Рассказанные случаи все и относятся к моменту этого перехода, суть начало этого перехода. Они образуют муже/девство и дево/мужество полу-гомосексуальность или полу-содомию, иначе могущую быть названной, за отсутствием физического общения, духовной содомией или духовной гомосексуальностью. Хотя, должен признаться, оба эти термина мне противны и неточны, и употребляю я их единственно для того, чтобы обозначить явления, о которых говорю. Это есть то удивлявшее еще в древности состояние людей, когда они не отяжелены общим бременем всех людей, общей заботой всех людей, всемирной рода человеческого нуждой — найти себе самку, «соответственную себе» (бытие, II), самца, «соответственного себе», — «супругу», «супруга». Это — от века не «обрученные» люди, которые или не будут «супружиться», или, и посупружась, — будут вести жизнь, как девственные. Это «те, которые неосквернились с женами, понеже девственники суть», и число их исчислено в небольшую для судеб всего человечества цифру 144 000; «скопцы от чрева матери», предназначенные для «царства небесного», где «не посягают и не женятся» и «не будут иметь детей». Отвратительными медицинскими терминами и фантастическими, совершенно глупыми представлениями и сплетнями общества истина этого явления глубоко погребена под сором; и в то время как общество, ничего не знающее о таком субъекте лично, любуется им как каким-то спокойным «ангелом», не знающим самых томительных человеческих забот и вместе с тем самых унизительных, ибо «отыскание» самки (или самца) себе всегда сопряжено с самопорабощением, с заискиванием, «ухаживанием», — то же самое общество, не зная глубины явления и не догадываясь, что к категории этой принадлежат всеобще любимые и Почитаемые лица, — рисует вообще и шаблонно, механически и машинно всю эту категорию людей «извращенными», «развратными», «больными», «уродами», чему, главным образом, способствовала ремесленная медицина и ремесленная юрисдикция. Врач с клистирной трубкой и пластырем и судья, всегда судивший кражи, убийства и подлоги, встретясь с явлением, для которого недостаточно всех умственных сил Пастера, Шарко и друг., стали — один брызгать на него из клистирной трубки, а другой приговорил его в тюрьму; оба — «по профессии своей», по привычке своей, по традиции своей; проще же — оттого, что они никогда ничего другого и не умели делать ни с чем. Все это рассказано еще в басне о петухе, который,
Навозну кучу разрывая,
нашел зерно особой породы, вида и, спросив у него свойств ячменного зерна и не найдя их — разразился известным глубокомысленным рассуждением-бранью.

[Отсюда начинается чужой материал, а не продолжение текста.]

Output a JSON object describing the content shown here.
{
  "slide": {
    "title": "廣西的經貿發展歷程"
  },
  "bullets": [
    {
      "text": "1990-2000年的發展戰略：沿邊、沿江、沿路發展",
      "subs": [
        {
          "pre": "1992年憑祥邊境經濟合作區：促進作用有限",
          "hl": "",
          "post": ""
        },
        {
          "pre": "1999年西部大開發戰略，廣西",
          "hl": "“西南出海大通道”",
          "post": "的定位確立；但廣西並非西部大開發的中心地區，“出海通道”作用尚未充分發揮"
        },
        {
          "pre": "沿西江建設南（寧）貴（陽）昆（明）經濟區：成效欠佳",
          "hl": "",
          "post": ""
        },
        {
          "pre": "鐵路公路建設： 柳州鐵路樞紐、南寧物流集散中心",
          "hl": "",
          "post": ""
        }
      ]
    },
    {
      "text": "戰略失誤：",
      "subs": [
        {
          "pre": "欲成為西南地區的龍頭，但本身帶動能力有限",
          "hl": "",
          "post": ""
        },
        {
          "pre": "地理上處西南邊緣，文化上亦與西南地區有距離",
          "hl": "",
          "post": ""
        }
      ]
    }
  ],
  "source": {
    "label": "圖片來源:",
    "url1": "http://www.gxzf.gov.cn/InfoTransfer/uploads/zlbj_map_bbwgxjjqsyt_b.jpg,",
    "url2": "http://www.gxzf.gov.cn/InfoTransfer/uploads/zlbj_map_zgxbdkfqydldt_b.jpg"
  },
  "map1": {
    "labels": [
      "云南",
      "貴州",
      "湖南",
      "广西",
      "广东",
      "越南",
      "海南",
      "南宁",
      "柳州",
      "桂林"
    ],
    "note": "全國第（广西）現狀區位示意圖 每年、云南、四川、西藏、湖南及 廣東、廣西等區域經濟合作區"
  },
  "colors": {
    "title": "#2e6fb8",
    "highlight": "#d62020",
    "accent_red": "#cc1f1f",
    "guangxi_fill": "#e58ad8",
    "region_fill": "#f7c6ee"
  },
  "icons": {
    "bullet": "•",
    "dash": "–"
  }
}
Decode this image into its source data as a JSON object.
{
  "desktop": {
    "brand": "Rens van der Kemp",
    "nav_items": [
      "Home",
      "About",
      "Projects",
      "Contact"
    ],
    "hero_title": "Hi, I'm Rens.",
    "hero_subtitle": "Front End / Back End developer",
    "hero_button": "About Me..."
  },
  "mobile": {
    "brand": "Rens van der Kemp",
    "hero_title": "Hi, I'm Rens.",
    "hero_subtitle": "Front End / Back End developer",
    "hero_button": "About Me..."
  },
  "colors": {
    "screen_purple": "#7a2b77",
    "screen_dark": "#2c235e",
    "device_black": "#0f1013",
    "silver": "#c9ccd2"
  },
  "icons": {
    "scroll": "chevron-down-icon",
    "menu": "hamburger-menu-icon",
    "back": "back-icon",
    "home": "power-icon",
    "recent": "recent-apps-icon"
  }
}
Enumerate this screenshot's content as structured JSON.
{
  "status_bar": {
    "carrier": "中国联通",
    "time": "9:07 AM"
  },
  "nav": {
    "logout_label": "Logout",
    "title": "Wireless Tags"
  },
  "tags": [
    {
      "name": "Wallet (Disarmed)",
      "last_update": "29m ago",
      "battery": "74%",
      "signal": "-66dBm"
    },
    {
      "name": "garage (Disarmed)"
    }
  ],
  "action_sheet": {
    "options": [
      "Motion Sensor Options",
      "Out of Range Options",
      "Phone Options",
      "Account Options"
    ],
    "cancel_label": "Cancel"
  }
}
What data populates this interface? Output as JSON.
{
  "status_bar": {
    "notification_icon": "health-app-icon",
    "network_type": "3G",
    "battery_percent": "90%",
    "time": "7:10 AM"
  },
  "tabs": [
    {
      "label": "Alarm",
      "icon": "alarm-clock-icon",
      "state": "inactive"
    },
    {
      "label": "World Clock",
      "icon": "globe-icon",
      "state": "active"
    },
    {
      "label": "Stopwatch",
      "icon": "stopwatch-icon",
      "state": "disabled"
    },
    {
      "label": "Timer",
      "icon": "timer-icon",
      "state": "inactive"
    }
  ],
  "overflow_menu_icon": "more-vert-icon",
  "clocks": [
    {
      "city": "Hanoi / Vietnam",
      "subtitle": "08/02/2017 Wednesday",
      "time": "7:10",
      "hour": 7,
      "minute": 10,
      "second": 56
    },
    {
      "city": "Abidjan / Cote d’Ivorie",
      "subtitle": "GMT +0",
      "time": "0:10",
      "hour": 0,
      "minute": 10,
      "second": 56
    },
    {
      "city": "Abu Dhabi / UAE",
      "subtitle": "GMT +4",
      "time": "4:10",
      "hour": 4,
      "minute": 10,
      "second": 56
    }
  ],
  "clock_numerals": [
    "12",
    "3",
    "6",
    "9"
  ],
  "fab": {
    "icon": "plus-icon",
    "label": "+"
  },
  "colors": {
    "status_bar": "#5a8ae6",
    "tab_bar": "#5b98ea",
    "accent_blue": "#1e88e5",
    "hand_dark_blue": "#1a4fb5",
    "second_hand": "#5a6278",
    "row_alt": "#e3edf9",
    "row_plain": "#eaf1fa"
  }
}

Самоотрицание пола; духовная содомия и аскетизм
Между тем это редкое явление, но совершенно естественное в текущем поле, явление ± полового вожделения, оно-то и лежит малым горчичным зерном, из которого выросло дерево, затенившее ветвями своими целую землю и от плодов которого Духовно питаются все народы.
Спешат ли в далекие страны вновь открытой Америки Или древнего Китая посланцы папы, прозелиты веры, возможные мученики: знайте, это — девственники. Они никогда не женятся.
Спешит ли в духовную академию загасить лишнюю светскость, лишние земные интересы, излишнее увлечение наукой, а не святостью — строгий судья: и не спрашивая можно знать, что это есть лицо, никогда не осквернившее себя прикосновением к женщине!
Кто слагал дивные обращения к Богу? — Они!
Кто выработал с дивным вкусом все ритуалы? — Они!
Кто выткал всю необозримую ткань нашей религиозности? — Они, они!
«Особые силы духовные!..»
«Особая, небесная помощь!»
± пола и есть та свеча, о свете которой сказано, что «тьма никогда его не обнимет». Тьма чего? «Греха», «похоти», «вожделения к женщине», «скверны».
Это имя «скверна», как только оно где-нибудь прозвучало, до Р. X. или после Р. X., в Элладе или Германии, в книге светской или в книге духовной, оно выразило обоняние муже/девы осязание муже/девы, вкус его/её, представление его/её, воображение его/её. Только это одно ощущение и кладет водораздел между + пола и ± пола, размножением и содомией. Ничто еще! Или все другое — побочно, второстепенно, не непременно. «Вкусно!» — «Не вкусно!» И — больше ничего. Это — главное, почти — все!
«Все» это — «вкусно» и «не вкусно» — проницает человека до глубины костей, до последней кишки, до самой малой артерии; объемлет мозг его, зрение его, слух его, обоняние его. У духовного содомита это все — уже другое, нежели у размножающегося, у многодетного самца.
Рукопожатие — другое!
Улыбка — совсем иная. Обращение, манеры, все, все — новое!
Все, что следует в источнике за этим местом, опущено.